Monter son entreprise sans apport, oui c’est possible

Monter son entreprise sans apport, oui c’est possible

Créer une entreprise sans apport de capital peut sembler utopique, mais en réalité, si l’idée d’entreprise est valable et originale, vous pouvez obtenir des fonds ou d’autres incitations pour ouvrir une entreprise même sans avoir beaucoup d’argent à investir.

Dans cet article, nous verrons si et comment il est possible de créer une entreprise sans argent et quelles sont les possibilités de financement disponibles.

Monter une entreprise sans argent : les idées
Commençons par dire qu’ouvrir une entreprise sans argent est assez compliqué, surtout si vous parlez d’un magasin physique. Toutefois, il est possible de créer différentes formes d’entreprises grâce aux contributions et aux facilités de trésorerie.

Tout d’abord, vous devez avoir une bonne idée commerciale qui offre un service ou un produit innovant ou plus avancé que ce qui est déjà sur le marché. Avec une idée originale, en effet, il est plus facile à la fois d’avoir des financements (dont beaucoup sont destinés à des activités innovantes) et d’attirer l’attention d’éventuels investisseurs.

Il n’en reste pas moins qu’une idée, aussi bonne soit-elle, doit s’appuyer sur un business plan  très détaillé et un plan financier précis.

Le plan d’affaires est un document qui décrit l’idée d’entreprise (et sa mise en œuvre) sous toutes ses facettes, ce qui est fondamental tant pour atteindre les objectifs à moyen et long terme que pour obtenir d’éventuels avantages et contributions.

Le plan d’entreprise ne peut pas être élaboré par des personnes sans aucune connaissance : il est important d’être suivi par des experts capables de mettre en œuvre un plan d’entreprise efficace et efficient.

En plus du plan d’affaires, vous devrez établir un plan financier précis qui prévoit une comparaison entre les coûts et les recettes et les capacités économiques du projet.
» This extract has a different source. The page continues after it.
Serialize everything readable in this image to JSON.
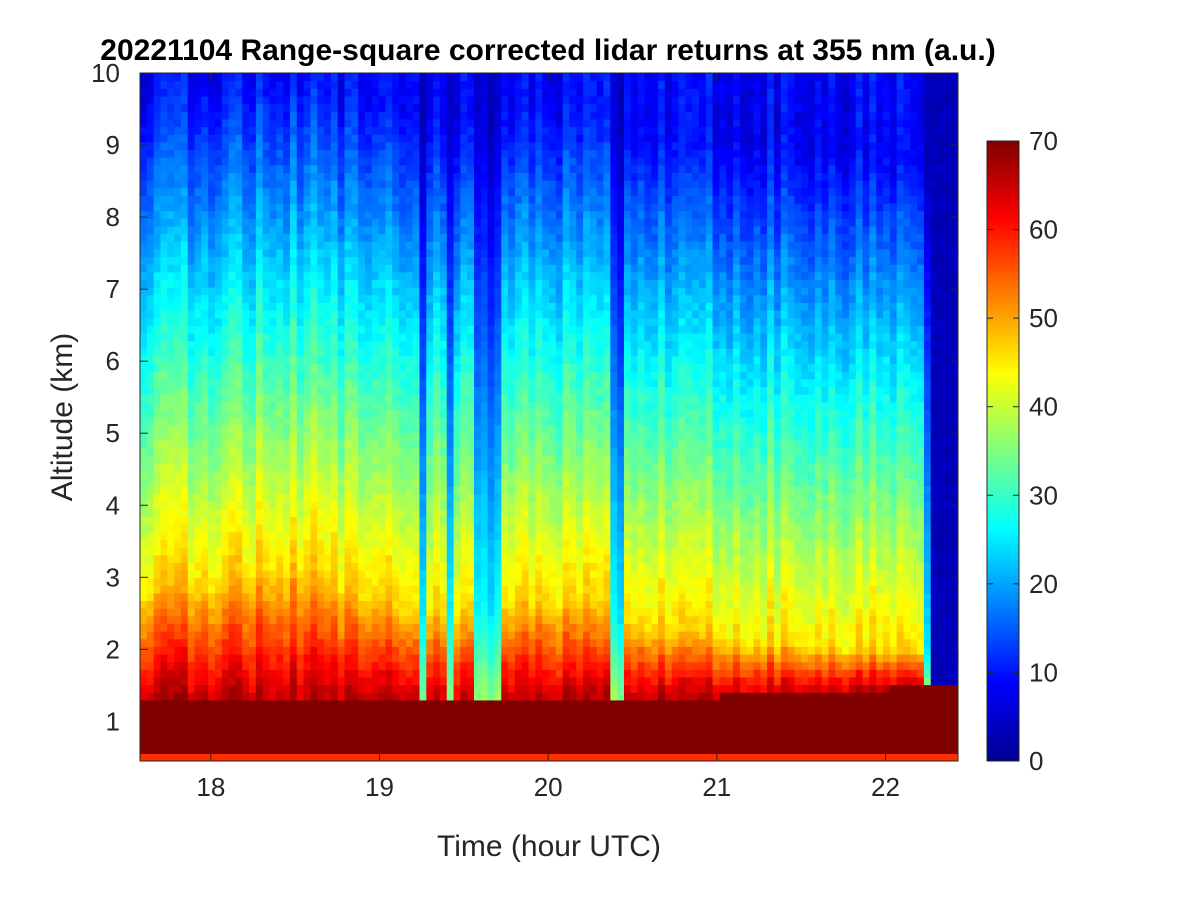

Le plan financier vise à vérifier la rentabilité du projet grâce à la prévision initiale des recettes et des marges futures.

Ce modèle doit également être élaboré par une personne compétente capable de comprendre à la fois le potentiel de l’idée et la faisabilité et le potentiel futur.

Activités sans argent : trouver des financements
Une fois que vous avez trouvé l’idée et que vous l’avez mise sur papier grâce au plan d’affaires et au plan financier, vous pouvez procéder à la recherche de financement.

Il suffit de penser aux mesures de microcrédit pour les PME, conçu pour ceux qui veulent lancer une nouvelle idée d’entreprise. A côté des mesures proposées par les institutions, on trouve aussi quelques personnalités qui peuvent investir dans une idée particulièrement innovante

La première figure est celle du Business Angel (ou investisseur informel en capital-risque), une personne qui, trouvant l’idée d’une start-up intéressante, la finance et l’aide non seulement économiquement, mais aussi par le bouche à oreille, en fournissant des contacts utiles pour la réussite de l’entreprise.

Le Business Angel est une figure très répandue aux États-Unis et au Royaume-Uni dont la particularité est d’investir des ressources de sa poche : dans les premiers temps, il peut investir d’un minimum de cinq à dix mille euros à un maximum d’environ 200 mille euros (dans certains cas, il peut même atteindre 500 mille euros).

Le capital-risque est similaire au Business Angel, un investisseur qui finance avec du capital-risque le démarrage ou la croissance d’une entreprise.

Une autre bonne idée consiste à trouver des partenaires disposés à investir de l’argent dans une idée qu’il trouve intéressante : il faut bien sûr tenir compte du fait qu’un investisseur voudra un rendement économique et, en tant que partenaire, peut avoir le droit d’intervenir dans les affaires de l’entreprise.

Une autre excellente possibilité d’acquérir des fonds est le crowdfunding, qui peut être traduit par « financement collectif », une forme de micro-financement par laquelle un groupe de personnes finance une idée de start-up.

Le crowdfunding repose essentiellement sur deux modèles : le modèle « tout ou rien », selon lequel les fonds ne sont versés au promoteur du crowdfunding que si le chiffre escompté est atteint, ou le modèle « keep it all », c’est-à-dire lorsque le promoteur obtient le montant total à la date de clôture du crowdfunding (même si l’objectif n’est pas atteint).

Enfin, il ne faut pas sous-estimer la formule de la franchise, qui permet, avec un investissement minimum, de démarrer une entreprise sous l’égide d’une société de franchise capable d’offrir des conseils, du savoir-faire et des équipements pour démarrer une activité.
Dans ce cas, un petit investissement initial est envisagé.